— Я не даю вам лечь спать, — пролепетала Элен, поднимаясь резким движением. — Гоните же меня.
Она покраснела, кровь прилила к ее лицу. Они пошли проводить ее до передней. Там было холодно. Доктор беспокоился за жену: у нее было очень открытое платье.
— Вернись, ты простудишься… ты разгорячена.
— Ну что ж, прощайте, — сказала Жюльетта, целуя Элен, как она делала это в минуты нежности. — Навещайте меня почаще.
Взяв меховое манто, Анри распахнул его, чтобы помочь Элен одеться. Когда она скользнула в мех руками, он сам поднял ей воротник; он с улыбкой укутывал ее перед огромным зеркалом, занимавшим всю стену передней. Они были одни, они видели себя в зеркале. Тогда, закутанная в меха, не оборачиваясь, она внезапно откинулась в его объятия. Последние три месяца они обменивались только дружескими рукопожатиями; они хотели перестать любить друг друга. Анри уже не улыбался; его измененное страстью лицо налилось кровью. Не помня себя, он сжал ее в своих объятиях, поцеловал в шею. И она запрокинула голову, чтобы вернуть ему поцелуй.
II
Элен не спала всю ночь, ворочаясь с боку на бок в лихорадочном возбуждении; едва она погружалась в дремоту, все та же мучительная тревога внезапно будила ее. В кошмаре этого полусна ее неотступно терзала одна и та же мысль: она хотела знать место свидания. Элен казалось, что это принесет ей облегчение. Этим местом не могла быть квартира Малиньона на улице Тетбу, в бельэтаже, о которой часто говорили у супругов Деберль. Но где же? Где же? И мысль ее работала помимо ее воли; она забывала обо всем происшедшем, ее всю поглощали эти догадки, волновавшие ее и пробуждавшие в ней смутные желания.
Когда рассвело, Элен оделась. Она поймала себя на том, что произнесла вслух:
— Завтра!
В одном башмаке, опустив руки, она думала теперь, что свидание, возможно, назначено в каких-нибудь меблированных комнатах отдаленного квартала, в номере, нанимаемом помесячно. Но это предположение показалось ей слишком отталкивающим.

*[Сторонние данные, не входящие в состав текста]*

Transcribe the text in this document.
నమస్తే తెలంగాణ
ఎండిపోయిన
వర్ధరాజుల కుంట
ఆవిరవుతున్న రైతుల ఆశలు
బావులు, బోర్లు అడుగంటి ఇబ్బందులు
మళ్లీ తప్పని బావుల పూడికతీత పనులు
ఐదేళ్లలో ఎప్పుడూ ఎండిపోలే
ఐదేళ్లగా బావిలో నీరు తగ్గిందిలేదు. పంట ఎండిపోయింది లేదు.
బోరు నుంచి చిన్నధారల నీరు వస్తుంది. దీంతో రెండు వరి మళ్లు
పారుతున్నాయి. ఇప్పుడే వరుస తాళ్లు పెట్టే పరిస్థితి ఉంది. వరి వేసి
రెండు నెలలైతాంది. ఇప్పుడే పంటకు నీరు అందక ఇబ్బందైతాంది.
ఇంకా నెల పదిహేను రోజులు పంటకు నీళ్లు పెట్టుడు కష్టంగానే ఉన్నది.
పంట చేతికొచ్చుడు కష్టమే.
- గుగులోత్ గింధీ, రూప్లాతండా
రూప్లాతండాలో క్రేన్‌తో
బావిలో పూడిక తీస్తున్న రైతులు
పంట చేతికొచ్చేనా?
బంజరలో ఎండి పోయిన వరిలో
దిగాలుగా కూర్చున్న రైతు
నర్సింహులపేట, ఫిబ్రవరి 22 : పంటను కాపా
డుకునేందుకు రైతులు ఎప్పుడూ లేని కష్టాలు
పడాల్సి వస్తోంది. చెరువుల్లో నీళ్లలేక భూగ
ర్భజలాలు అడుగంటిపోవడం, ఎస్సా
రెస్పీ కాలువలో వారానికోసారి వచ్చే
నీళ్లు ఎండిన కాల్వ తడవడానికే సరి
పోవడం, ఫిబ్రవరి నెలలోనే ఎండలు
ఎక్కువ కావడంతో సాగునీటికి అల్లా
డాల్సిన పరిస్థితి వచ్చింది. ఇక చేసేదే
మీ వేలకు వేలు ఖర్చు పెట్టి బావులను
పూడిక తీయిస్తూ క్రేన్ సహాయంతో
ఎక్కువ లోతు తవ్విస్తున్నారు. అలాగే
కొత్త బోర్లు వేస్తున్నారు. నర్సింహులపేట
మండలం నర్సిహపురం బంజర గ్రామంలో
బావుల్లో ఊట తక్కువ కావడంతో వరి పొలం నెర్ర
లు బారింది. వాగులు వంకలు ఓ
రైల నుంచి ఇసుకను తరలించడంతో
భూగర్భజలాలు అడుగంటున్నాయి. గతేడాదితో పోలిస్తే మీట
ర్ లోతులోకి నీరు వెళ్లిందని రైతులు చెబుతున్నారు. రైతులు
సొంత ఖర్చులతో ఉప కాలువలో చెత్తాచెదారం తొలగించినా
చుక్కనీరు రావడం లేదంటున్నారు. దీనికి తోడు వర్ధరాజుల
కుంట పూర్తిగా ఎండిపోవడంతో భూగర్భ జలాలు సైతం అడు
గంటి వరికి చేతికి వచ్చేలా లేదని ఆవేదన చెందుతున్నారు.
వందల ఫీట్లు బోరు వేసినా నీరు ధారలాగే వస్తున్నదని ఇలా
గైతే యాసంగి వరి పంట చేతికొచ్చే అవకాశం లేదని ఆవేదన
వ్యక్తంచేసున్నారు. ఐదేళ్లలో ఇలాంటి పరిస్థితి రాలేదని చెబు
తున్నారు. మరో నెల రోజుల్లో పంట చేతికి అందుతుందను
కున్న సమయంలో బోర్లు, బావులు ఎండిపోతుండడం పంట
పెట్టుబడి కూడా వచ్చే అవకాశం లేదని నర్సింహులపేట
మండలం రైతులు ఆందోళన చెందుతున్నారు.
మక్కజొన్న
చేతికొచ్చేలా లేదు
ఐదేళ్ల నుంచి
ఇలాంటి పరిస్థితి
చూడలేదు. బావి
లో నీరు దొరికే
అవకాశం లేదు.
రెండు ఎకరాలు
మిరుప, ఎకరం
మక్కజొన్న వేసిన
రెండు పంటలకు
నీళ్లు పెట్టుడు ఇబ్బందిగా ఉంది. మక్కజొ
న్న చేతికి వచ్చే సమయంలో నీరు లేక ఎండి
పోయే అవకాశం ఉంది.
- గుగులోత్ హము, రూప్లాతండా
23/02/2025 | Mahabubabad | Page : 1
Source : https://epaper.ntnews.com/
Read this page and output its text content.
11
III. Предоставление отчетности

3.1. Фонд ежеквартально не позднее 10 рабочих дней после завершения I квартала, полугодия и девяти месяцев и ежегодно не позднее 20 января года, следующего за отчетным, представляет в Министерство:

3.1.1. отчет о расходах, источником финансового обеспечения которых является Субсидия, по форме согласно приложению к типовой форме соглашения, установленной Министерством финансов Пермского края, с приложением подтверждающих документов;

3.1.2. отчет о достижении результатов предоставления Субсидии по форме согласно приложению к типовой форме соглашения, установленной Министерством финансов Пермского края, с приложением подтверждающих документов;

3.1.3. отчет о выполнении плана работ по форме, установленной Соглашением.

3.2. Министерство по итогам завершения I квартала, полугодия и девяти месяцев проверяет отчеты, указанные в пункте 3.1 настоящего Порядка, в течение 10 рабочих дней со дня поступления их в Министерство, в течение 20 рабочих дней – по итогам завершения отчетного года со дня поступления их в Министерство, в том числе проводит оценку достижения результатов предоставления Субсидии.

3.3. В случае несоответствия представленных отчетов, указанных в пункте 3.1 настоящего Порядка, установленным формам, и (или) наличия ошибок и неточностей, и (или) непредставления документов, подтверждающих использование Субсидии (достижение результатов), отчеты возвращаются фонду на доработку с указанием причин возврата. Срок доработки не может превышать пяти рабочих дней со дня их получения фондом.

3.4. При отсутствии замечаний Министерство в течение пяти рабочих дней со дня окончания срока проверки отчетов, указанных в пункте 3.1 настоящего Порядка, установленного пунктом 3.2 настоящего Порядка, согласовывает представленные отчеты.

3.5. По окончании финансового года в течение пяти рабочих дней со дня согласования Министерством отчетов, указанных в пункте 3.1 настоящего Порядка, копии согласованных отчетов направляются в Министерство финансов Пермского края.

Она представила себе очаровательную квартирку с мягкими штофными обоями, с цветами, с яркими огнями, горящими в каминах. Уже не Жюльетту с Малиньоном — себя с Анри видела она в глубине этого уютного уголка, куда не доносились бы звуки улицы. Она вздрогнула и запахнула небрежно застегнутый пеньюар. Где же это? Где?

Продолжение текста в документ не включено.